On the other hand, it's LESS lethal, when taking into account "sudden death" effects. There are far fewer "save or die" traps and effects. In old games, you'd see something like, "...Count to 10. If all players aren't out of a given killing zone, they are DEAD." In new games, even a save doesn't necessarily mean auto-death; hold person gives a round-by-round save now; effects that transform you don't have system shock anymore; massive damage save is I think an option in the current rules, but I"m not sure. In other words, if something kills you under 3E, it's more likely to do it with overwhelming force and a to-hit roll, rather than a save-or-die effect.

Hehe - 10th level PC bitten by a 1/2-HD giant centipede, blows saving throw, keels over dead - doesn't get any better than that! Man, I miss 1E :p!

~ OO
 

I think the tendencies that contribute to 3E's decreased lethality balance with the ones that make it more lethal.
Yes, there are fewer insta-kill poisons and things out there (as well as PC-grudge-killing items that sprinkled the 1st ed DMG), and there are more useful guidelines for building encounters that aren't TPK-inducers. But due to the changes in crit rules (there ARE some now), stat bonuses, and saving throws, PCs can also be surprisingly brittle, even at higher levels.
I think it tends to even out in the wash.
 


I haven't killed off any characters in a long time. I don't think it has much to do with edition, though. I game less than I used to, and my gaming group is smaller but more experienced.

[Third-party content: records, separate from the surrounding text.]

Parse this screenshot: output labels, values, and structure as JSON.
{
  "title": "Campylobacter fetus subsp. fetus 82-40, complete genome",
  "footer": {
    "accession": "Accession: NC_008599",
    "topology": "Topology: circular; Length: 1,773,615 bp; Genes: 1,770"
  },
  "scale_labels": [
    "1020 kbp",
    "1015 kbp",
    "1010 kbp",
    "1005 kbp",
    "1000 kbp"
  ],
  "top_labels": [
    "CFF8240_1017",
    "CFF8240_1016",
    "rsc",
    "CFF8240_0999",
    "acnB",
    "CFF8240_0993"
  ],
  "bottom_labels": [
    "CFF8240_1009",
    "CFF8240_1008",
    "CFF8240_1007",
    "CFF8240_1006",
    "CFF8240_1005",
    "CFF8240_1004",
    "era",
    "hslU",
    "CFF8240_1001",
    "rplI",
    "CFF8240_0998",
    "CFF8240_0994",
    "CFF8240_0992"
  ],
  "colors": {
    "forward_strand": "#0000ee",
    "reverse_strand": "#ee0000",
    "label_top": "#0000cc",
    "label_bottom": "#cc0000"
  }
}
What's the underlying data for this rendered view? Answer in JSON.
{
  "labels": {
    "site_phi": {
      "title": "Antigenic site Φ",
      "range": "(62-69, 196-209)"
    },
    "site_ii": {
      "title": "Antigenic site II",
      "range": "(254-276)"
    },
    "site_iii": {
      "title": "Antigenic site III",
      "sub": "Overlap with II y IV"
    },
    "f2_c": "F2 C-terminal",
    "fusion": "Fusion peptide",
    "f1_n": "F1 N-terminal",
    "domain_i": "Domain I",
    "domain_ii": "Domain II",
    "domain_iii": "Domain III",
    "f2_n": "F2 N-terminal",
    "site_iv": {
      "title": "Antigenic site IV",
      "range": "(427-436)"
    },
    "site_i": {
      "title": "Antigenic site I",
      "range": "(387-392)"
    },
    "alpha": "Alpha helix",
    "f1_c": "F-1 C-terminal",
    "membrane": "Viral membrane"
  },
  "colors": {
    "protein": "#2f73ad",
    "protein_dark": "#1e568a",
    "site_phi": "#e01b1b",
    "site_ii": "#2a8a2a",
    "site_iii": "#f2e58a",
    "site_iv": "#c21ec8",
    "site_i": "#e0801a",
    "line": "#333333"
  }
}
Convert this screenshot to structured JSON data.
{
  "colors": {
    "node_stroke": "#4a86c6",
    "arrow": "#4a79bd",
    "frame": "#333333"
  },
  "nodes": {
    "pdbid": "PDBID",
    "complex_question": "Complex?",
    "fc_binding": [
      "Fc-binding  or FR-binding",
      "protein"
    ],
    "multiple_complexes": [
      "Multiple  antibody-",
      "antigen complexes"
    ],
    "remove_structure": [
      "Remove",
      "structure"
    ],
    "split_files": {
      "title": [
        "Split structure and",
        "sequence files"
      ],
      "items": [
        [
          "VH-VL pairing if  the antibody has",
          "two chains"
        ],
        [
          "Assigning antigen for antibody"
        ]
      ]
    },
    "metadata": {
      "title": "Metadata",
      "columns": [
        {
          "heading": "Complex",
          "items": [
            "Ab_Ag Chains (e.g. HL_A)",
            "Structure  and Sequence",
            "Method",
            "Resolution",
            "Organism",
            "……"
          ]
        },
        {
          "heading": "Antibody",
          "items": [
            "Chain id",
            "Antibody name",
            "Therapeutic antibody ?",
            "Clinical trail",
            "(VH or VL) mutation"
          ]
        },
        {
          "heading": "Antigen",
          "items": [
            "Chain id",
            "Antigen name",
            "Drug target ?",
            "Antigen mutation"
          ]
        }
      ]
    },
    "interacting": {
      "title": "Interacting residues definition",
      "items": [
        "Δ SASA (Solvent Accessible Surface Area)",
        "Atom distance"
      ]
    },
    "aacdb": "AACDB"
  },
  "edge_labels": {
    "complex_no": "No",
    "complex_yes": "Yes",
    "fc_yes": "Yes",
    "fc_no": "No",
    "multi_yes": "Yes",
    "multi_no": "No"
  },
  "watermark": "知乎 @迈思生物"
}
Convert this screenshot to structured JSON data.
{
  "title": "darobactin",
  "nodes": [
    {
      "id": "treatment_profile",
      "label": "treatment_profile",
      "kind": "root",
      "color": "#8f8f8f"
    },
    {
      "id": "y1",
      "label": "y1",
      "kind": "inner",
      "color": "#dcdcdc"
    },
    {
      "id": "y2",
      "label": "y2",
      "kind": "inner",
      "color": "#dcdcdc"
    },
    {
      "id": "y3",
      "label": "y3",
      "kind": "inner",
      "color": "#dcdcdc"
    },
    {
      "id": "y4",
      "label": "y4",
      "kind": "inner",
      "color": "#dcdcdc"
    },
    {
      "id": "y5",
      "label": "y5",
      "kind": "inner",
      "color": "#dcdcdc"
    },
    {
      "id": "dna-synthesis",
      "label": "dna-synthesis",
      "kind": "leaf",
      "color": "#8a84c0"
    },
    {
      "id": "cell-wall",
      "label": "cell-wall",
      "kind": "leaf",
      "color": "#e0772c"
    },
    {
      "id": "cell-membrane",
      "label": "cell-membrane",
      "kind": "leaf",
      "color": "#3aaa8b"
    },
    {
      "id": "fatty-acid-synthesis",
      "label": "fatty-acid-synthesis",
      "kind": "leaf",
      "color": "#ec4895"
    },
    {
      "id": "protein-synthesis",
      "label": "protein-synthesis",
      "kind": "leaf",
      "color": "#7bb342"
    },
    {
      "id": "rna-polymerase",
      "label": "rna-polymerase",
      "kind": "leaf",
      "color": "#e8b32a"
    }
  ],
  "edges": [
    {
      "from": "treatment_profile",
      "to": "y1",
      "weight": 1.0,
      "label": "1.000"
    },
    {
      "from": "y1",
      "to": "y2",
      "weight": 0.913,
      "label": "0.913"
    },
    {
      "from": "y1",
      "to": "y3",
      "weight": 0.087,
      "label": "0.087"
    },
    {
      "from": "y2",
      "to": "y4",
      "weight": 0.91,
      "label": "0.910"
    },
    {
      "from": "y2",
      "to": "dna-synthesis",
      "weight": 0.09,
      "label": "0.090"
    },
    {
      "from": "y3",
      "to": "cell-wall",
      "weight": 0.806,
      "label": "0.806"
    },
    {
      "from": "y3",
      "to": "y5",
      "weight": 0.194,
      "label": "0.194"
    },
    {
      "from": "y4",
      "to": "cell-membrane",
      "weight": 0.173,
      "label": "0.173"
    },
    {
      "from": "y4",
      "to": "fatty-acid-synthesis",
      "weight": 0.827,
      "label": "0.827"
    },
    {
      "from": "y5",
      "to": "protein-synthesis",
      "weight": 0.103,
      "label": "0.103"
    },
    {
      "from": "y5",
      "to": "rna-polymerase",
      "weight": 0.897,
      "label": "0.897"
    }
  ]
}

If I had to chart character-death in campaigns, I'd say that I saw the most character deaths in OD&D and 1e. The most inter-PC conflict (which didn't necessarily lead to death) went on in 2e.
 

I agree that it's pretty even. Earlier editions had more save or die effects and arbitrary slayings. In 3e however, damage generally escalates faster than defenses so there's little need for mechanisms that bypass defenses to maintain lethality.